L’album « L’or du commun » de Fayçal est sorti le 10 Juin 2013. Il était temps de faire une chronique sur cette petite merveille auditive. Fayçal n’en était pas à son coup d’essai. Fort de ses deux albums précédents (Murmures d’un Silence  en 2006 et Secrets de l’oubli en 2009), cet album est en parfaite continuité avec ceux-ci : une qualité d’écriture à faire pâlir la grande majorité de nos littérateurs, un flow limpide qui permet de mettre en valeur le texte et des instrumentales aux sonorités diverses et variées qui arrivent à créer un univers riche de diversités.

L’univers de Fayçal, d’apparence assez hermétique, n’est pas un univers inaccessible à celui qui sait ouvrir un livre, apprécier la beauté du quotidien et s’émerveiller tout en gardant un œil critique. Ainsi, Portrait de l’époque, son très critique concernant l’hypocrisie de cette époque du bling-bling et de l’apparence qui est la nôtre, côtoie Quelques rimes sous le soleil avec Demi-Portion, son d’apparence plus légère mais qui y fait écho par son éloge de l’authenticité, thème récurrent de cet album.

L’authenticité est d’ailleurs ce qui semble réunir les rappeurs qui apparaissent sur l’album : Demi-Portion, Nasme et Le C-Sen, K-Teb et Littledemo, Mysa et L’indis. La discrétion de ces MC’s n’a d’égale que la qualité de leurs plumes, comme le rappelle d’une manière performative Requiem pour encre fine avec Mysa et L’indis, éloge de l’écriture dans laquelle le rap se confond avec la poésie. C’est sur un thème semblable traité dans Le charme de nos chimères que l’on retrouve Nasme et Le C-Sen : écrire et rapper y devient une boussole permettant de garder le cap dans un monde où la réalité est bien souvent trop difficile à supporter pour qui y cherche le bonheur. C’est d’ailleurs ce désir inextinguible de bonheur et d’authenticité que K-Teb et Littledemo sur Comme une soif nous donne à penser, bonheur qui semble tenir à tellement peu de choses et qui pourtant se dilue perpétuellement dans cette soif que nous n’arrivons pas à étancher.

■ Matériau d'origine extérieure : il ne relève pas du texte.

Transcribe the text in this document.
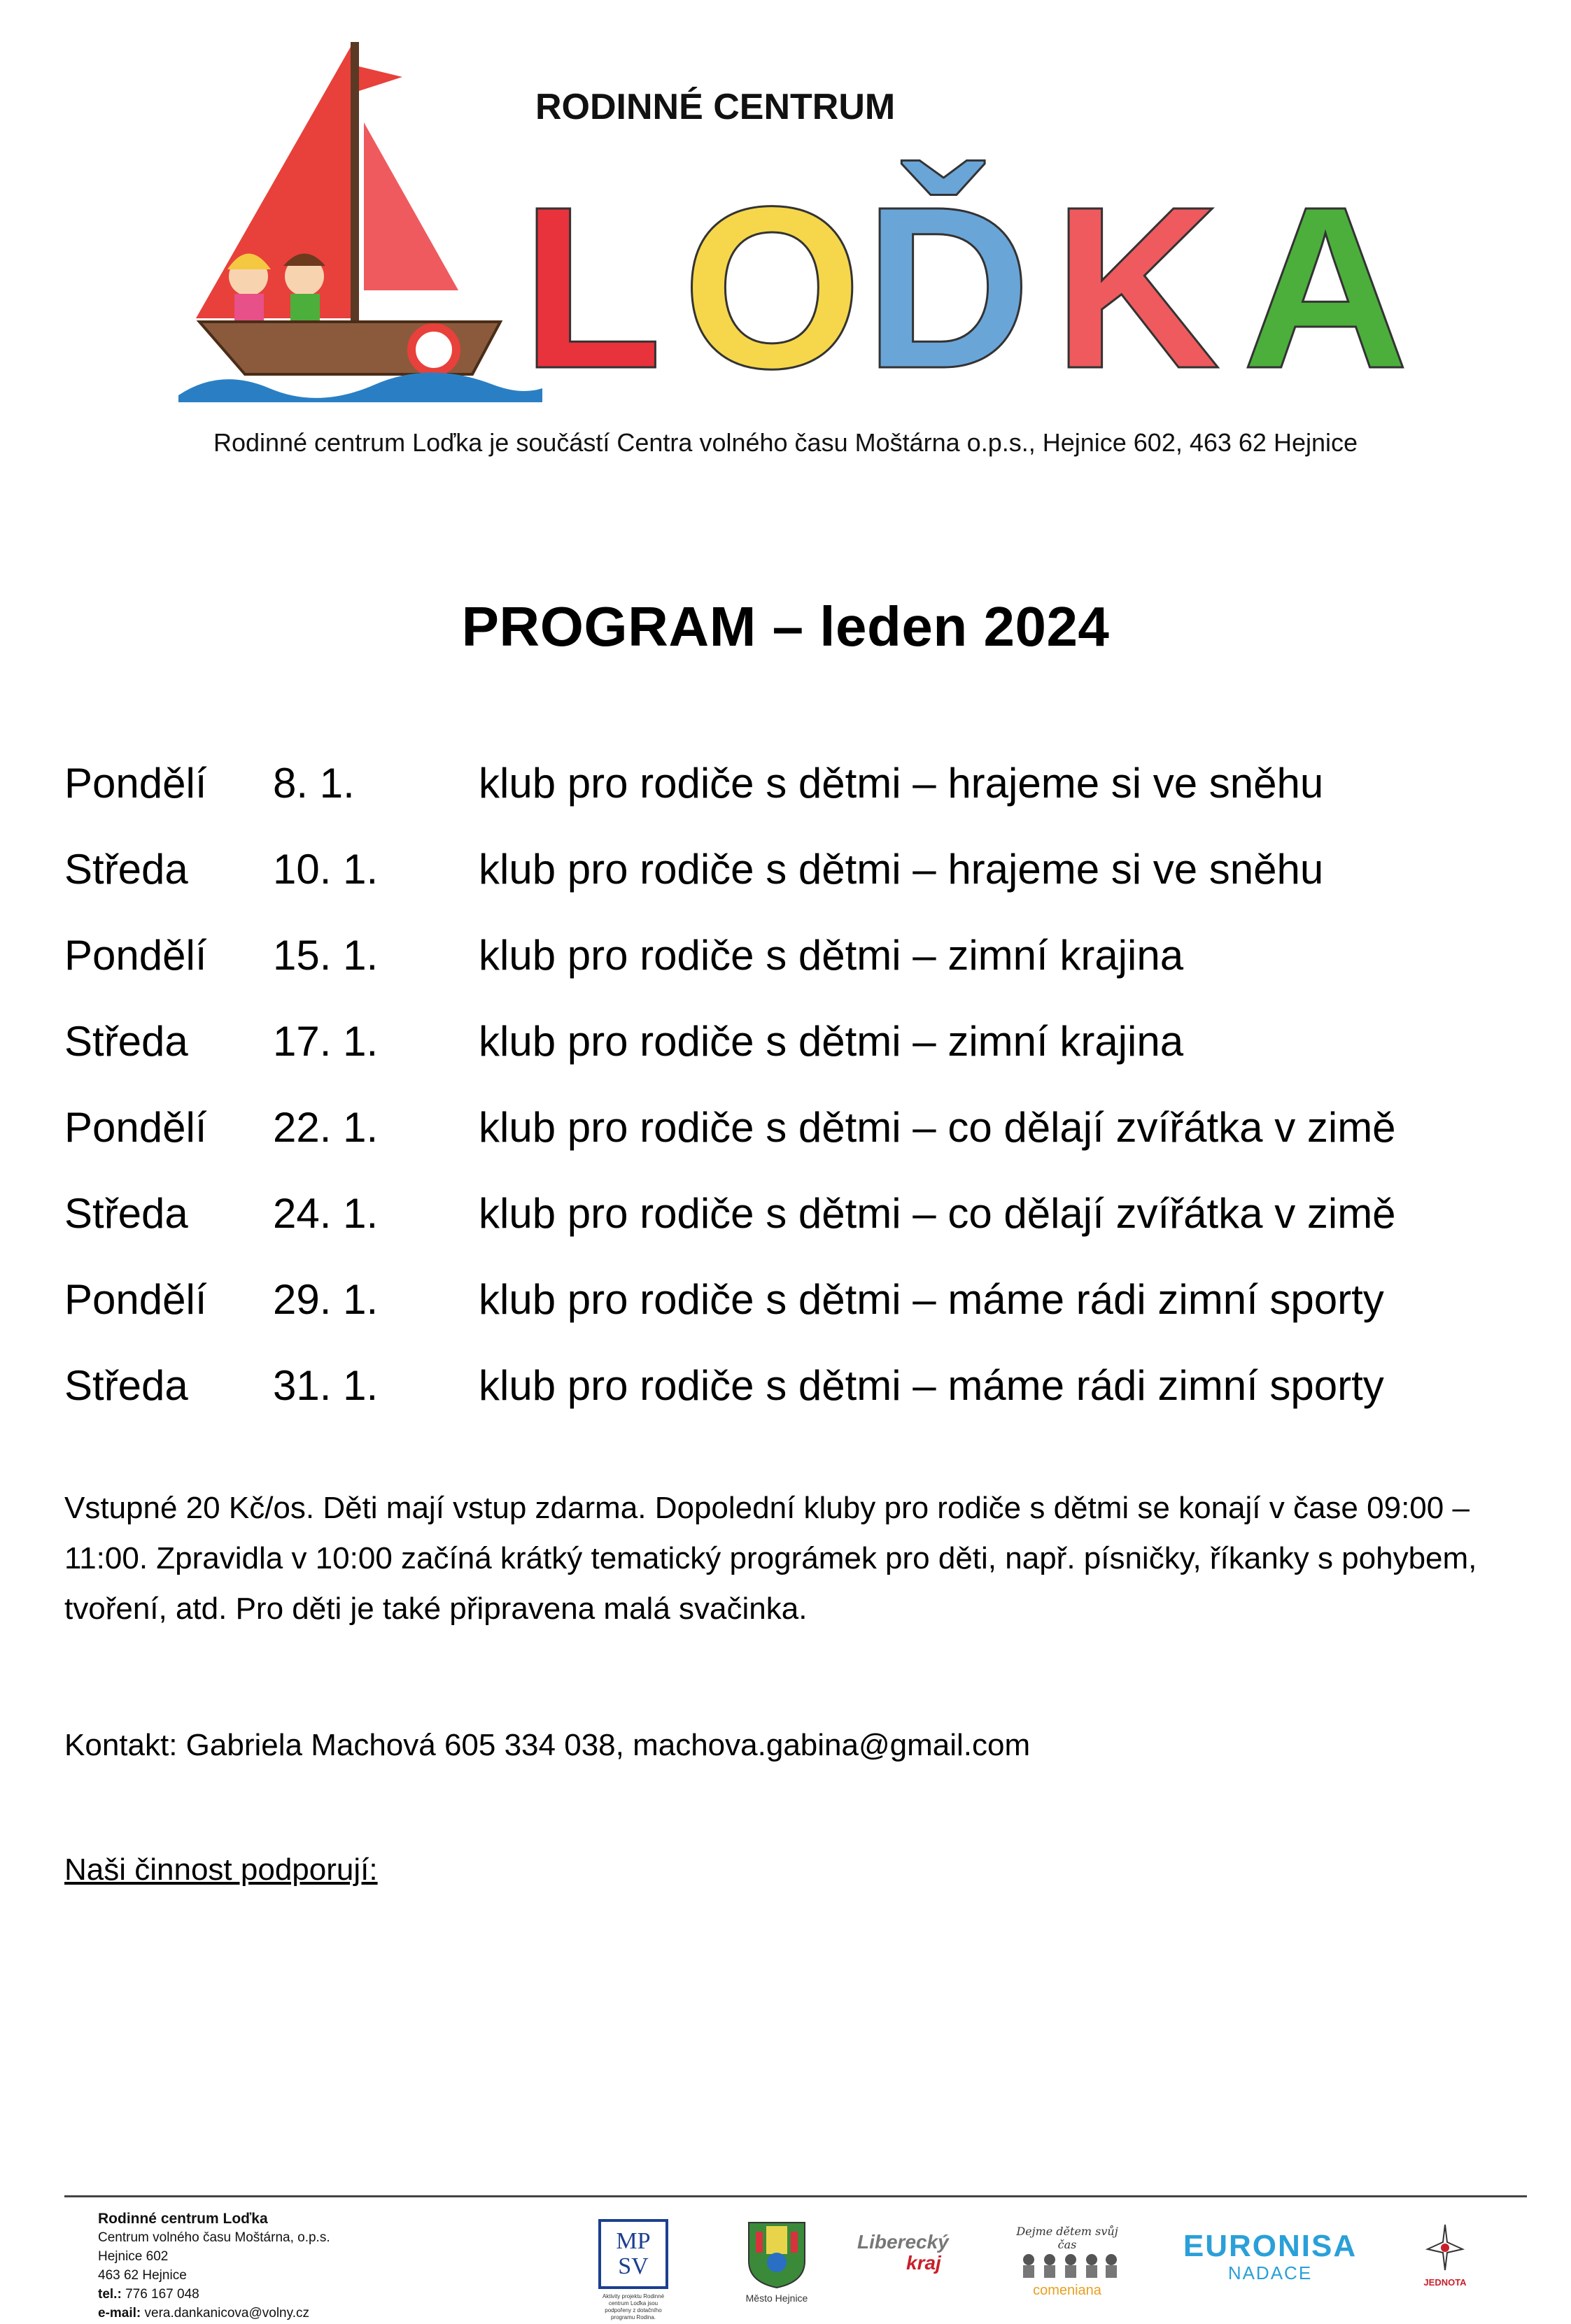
RODINNÉ CENTRUM
L O Ď K A
Rodinné centrum Loďka je součástí Centra volného času Moštárna o.p.s., Hejnice 602, 463 62 Hejnice
PROGRAM – leden 2024
Pondělí 8. 1.	klub pro rodiče s dětmi – hrajeme si ve sněhu
Středa 10. 1. klub pro rodiče s dětmi – hrajeme si ve sněhu
Pondělí 15. 1. klub pro rodiče s dětmi – zimní krajina
Středa 17. 1. klub pro rodiče s dětmi – zimní krajina
Pondělí 22. 1. klub pro rodiče s dětmi – co dělají zvířátka v zimě
Středa 24. 1. klub pro rodiče s dětmi – co dělají zvířátka v zimě
Pondělí 29. 1. klub pro rodiče s dětmi – máme rádi zimní sporty
Středa 31. 1. klub pro rodiče s dětmi – máme rádi zimní sporty
Vstupné 20 Kč/os. Děti mají vstup zdarma. Dopolední kluby pro rodiče s dětmi se konají v čase 09:00 – 11:00. Zpravidla v 10:00 začíná krátký tematický prográmek pro děti, např. písničky, říkanky s pohybem, tvoření, atd. Pro děti je také připravena malá svačinka.
Kontakt: Gabriela Machová 605 334 038, machova.gabina@gmail.com
Naši činnost podporují:
Rodinné centrum Loďka
Centrum volného času Moštárna, o.p.s.
Hejnice 602
463 62 Hejnice
tel.: 776 167 048
e-mail: vera.dankanicova@volny.cz
MP
SV
Aktivity projektu Rodinné centrum Loďka jsou podpořeny z dotačního programu Rodina.
Město Hejnice
Liberecký
kraj
Dejme dětem svůj čas
comeniana
EURONISA
NADACE	JEDNOTA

Qui dit authenticité dit forcément une certaine intimité. C’est un sentiment étrange qui nous saisit à l’écoute de cet album : celle d’une familiarité avec son auteur, d’avoir découvert quelque chose et avoir appris à le connaître. Ecouter un album de Fayçal, c’est nécessairement se poser un certain nombre de questions avec lui et être amené à réfléchir sur ce que nous sommes et sur le monde dans lequel nous vivons. Avec Mes points d’interrogations, c’est dans l’intimité d’une conscience torturée que nous pénétrons. L’aspect décousu du questionnement trahit le flux d’une conscience qui ne cesse jamais de penser, jamais de questionner. Pourtant, celle-ci tranche nettement avec Mélodie d’un jour de juin où est fait l’éloge de la quiétude et de la douceur bordelaise du mois de juin. Fayçal nous y montre que l’agitation autour de soi n’a jamais nuit à la pensée poétique, elle en est bien plutôt la condition. Des sons comme Spleens et premières, Jugements de valeurs ou Ninjutsu participent du côté intimiste de l’album : c’est le récit d’un homme qui devient ce qu’il est au travers de ses doutes et de ses espoirs. La force de Fayçal est de parler de lui sans jamais sombrer dans l’égotrip. De cela peu ont la possibilité de s’en vanter.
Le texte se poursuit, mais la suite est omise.